Tourism Opinion South Africa

Mike Horn: Making a career out of adventure

Chris Brinlee Jr, a budding adventurer and photographer, along with The Red Bulletin joined explorer Mike Horn on his sail to Antarctica and discovered that overcoming the impossible requires nothing more than taking the first step.
Mike Horn. Image: Chris Brinlee Jnr
Mike Horn. Image: Chris Brinlee Jnr

Little steps

Two years ago, Brinlee Jr had a desk job at an advertising agency, and dreamt of another life – a life like Horn’s, in fact. The South African explorer has built a career out of adventure. Brinlee Jr hadn’t yet met Horn, in fact, he hadn’t even heard of him. All he knew was that the day job wasn’t going to cut it anymore. He sold all his belongings and went backpacking through Europe, climbed the Himalayas and much more. Soon, he was making a living on the road with his camera and a savvy Instagram strategy. “Even taking little steps, anything that pushes you out of your comfort zone, can give you the courage to do more.”

"I think a lot of people – especially millennials – feel trapped and under this pressure where they have ideas of things they want to do, but not necessarily the courage," he says. “Even taking little steps, anything that pushes you out of your comfort zone, can give you the courage to do more.”

Those little steps eventually led Brinlee Jr to an ice-climbing expedition in Alberta, Canada with Horn. Six months later, he flew to Cape Town to meet Horn and tagged along for the explorer’s three-week voyage to Antarctica where he would attempt to be the first man to cross the continent unassisted.

Pole2Pole

"Pole2Pole is simply everything I’ve done in my life as an explorer, in one expedition,” says Horn. “I always wanted to cross Antarctica solo and without support."

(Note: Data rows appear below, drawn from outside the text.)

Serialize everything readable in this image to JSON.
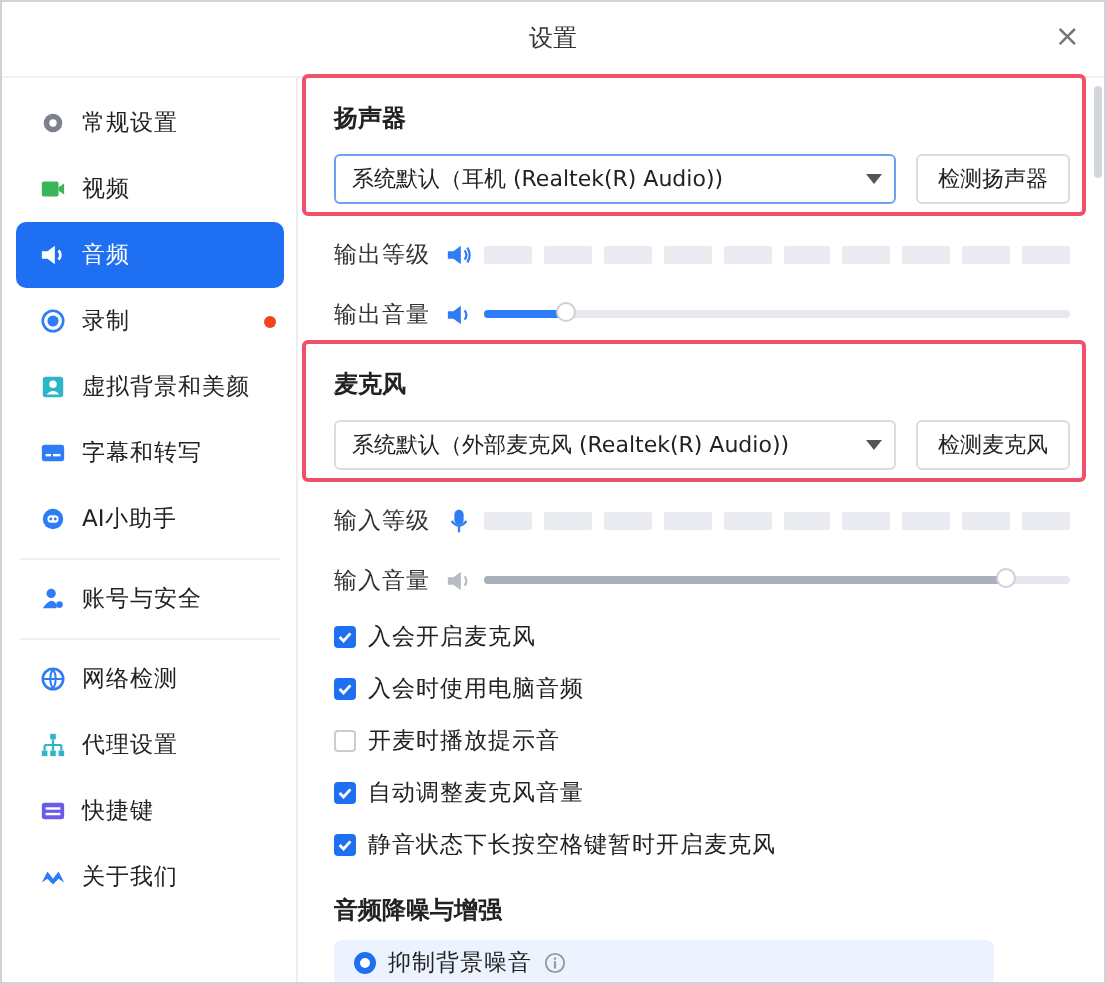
{
  "window": {
    "title": "设置",
    "close": "×"
  },
  "sidebar": {
    "groups": [
      {
        "items": [
          {
            "label": "常规设置",
            "selected": false,
            "badge": false
          },
          {
            "label": "视频",
            "selected": false,
            "badge": false
          },
          {
            "label": "音频",
            "selected": true,
            "badge": false
          },
          {
            "label": "录制",
            "selected": false,
            "badge": true
          },
          {
            "label": "虚拟背景和美颜",
            "selected": false,
            "badge": false
          },
          {
            "label": "字幕和转写",
            "selected": false,
            "badge": false
          },
          {
            "label": "AI小助手",
            "selected": false,
            "badge": false
          }
        ]
      },
      {
        "items": [
          {
            "label": "账号与安全",
            "selected": false,
            "badge": false
          }
        ]
      },
      {
        "items": [
          {
            "label": "网络检测",
            "selected": false,
            "badge": false
          },
          {
            "label": "代理设置",
            "selected": false,
            "badge": false
          },
          {
            "label": "快捷键",
            "selected": false,
            "badge": false
          },
          {
            "label": "关于我们",
            "selected": false,
            "badge": false
          }
        ]
      }
    ]
  },
  "speaker": {
    "title": "扬声器",
    "highlighted": true,
    "device": "系统默认（耳机 (Realtek(R) Audio))",
    "test_button": "检测扬声器",
    "level_label": "输出等级",
    "volume_label": "输出音量",
    "volume": {
      "level": 0.14,
      "disabled": false
    }
  },
  "microphone": {
    "title": "麦克风",
    "highlighted": true,
    "device": "系统默认（外部麦克风 (Realtek(R) Audio))",
    "test_button": "检测麦克风",
    "level_label": "输入等级",
    "volume_label": "输入音量",
    "volume": {
      "level": 0.89,
      "disabled": true
    }
  },
  "options": [
    {
      "label": "入会开启麦克风",
      "checked": true
    },
    {
      "label": "入会时使用电脑音频",
      "checked": true
    },
    {
      "label": "开麦时播放提示音",
      "checked": false
    },
    {
      "label": "自动调整麦克风音量",
      "checked": true
    },
    {
      "label": "静音状态下长按空格键暂时开启麦克风",
      "checked": true
    }
  ],
  "noise": {
    "title": "音频降噪与增强",
    "choices": [
      {
        "label": "抑制背景噪音",
        "selected": true
      }
    ]
  }
}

Horn grew up in Johannesburg, and spent much of his youth outdoors; he later joined the military and then studied sports science at university. At 24, bored with what was shaping up to be too conventional a life, he decamped to Switzerland where he learned to ski and paraglide and committed to a life of adventure.

The list of Horn’s subsequent accomplishments is simply jaw dropping. It includes travelling the length of the Amazon in 1997, and there was that 20,000km solo circumnavigation of the Arctic Circle five years later. He’s also trekked to the North Pole with a Norwegian explorer, using nothing more than skis in the Arctic winter in 2006 - that was a first.

In his most ambitious venture yet, Mike set out to Pangaea in a 35m-long, ice-floe-proof sailing boat. After this was Cape Town on 19 November, when Brinlee Jr joined Horn to document the explorer’s Pole2Pole trek.

It’s that unknown that we’re all afraid of. And it’s the unknown that motivates me.

By the time, you read this, he will have completed his solo, kite powered crossing of the Antarctic – a distance of 5,000km. He’ll be the only person ever to have accomplished that feat. “There’s a chance of failure… that’s what excites me,” he says. “It’s that unknown that we’re all afraid of. And it’s the unknown that motivates me.”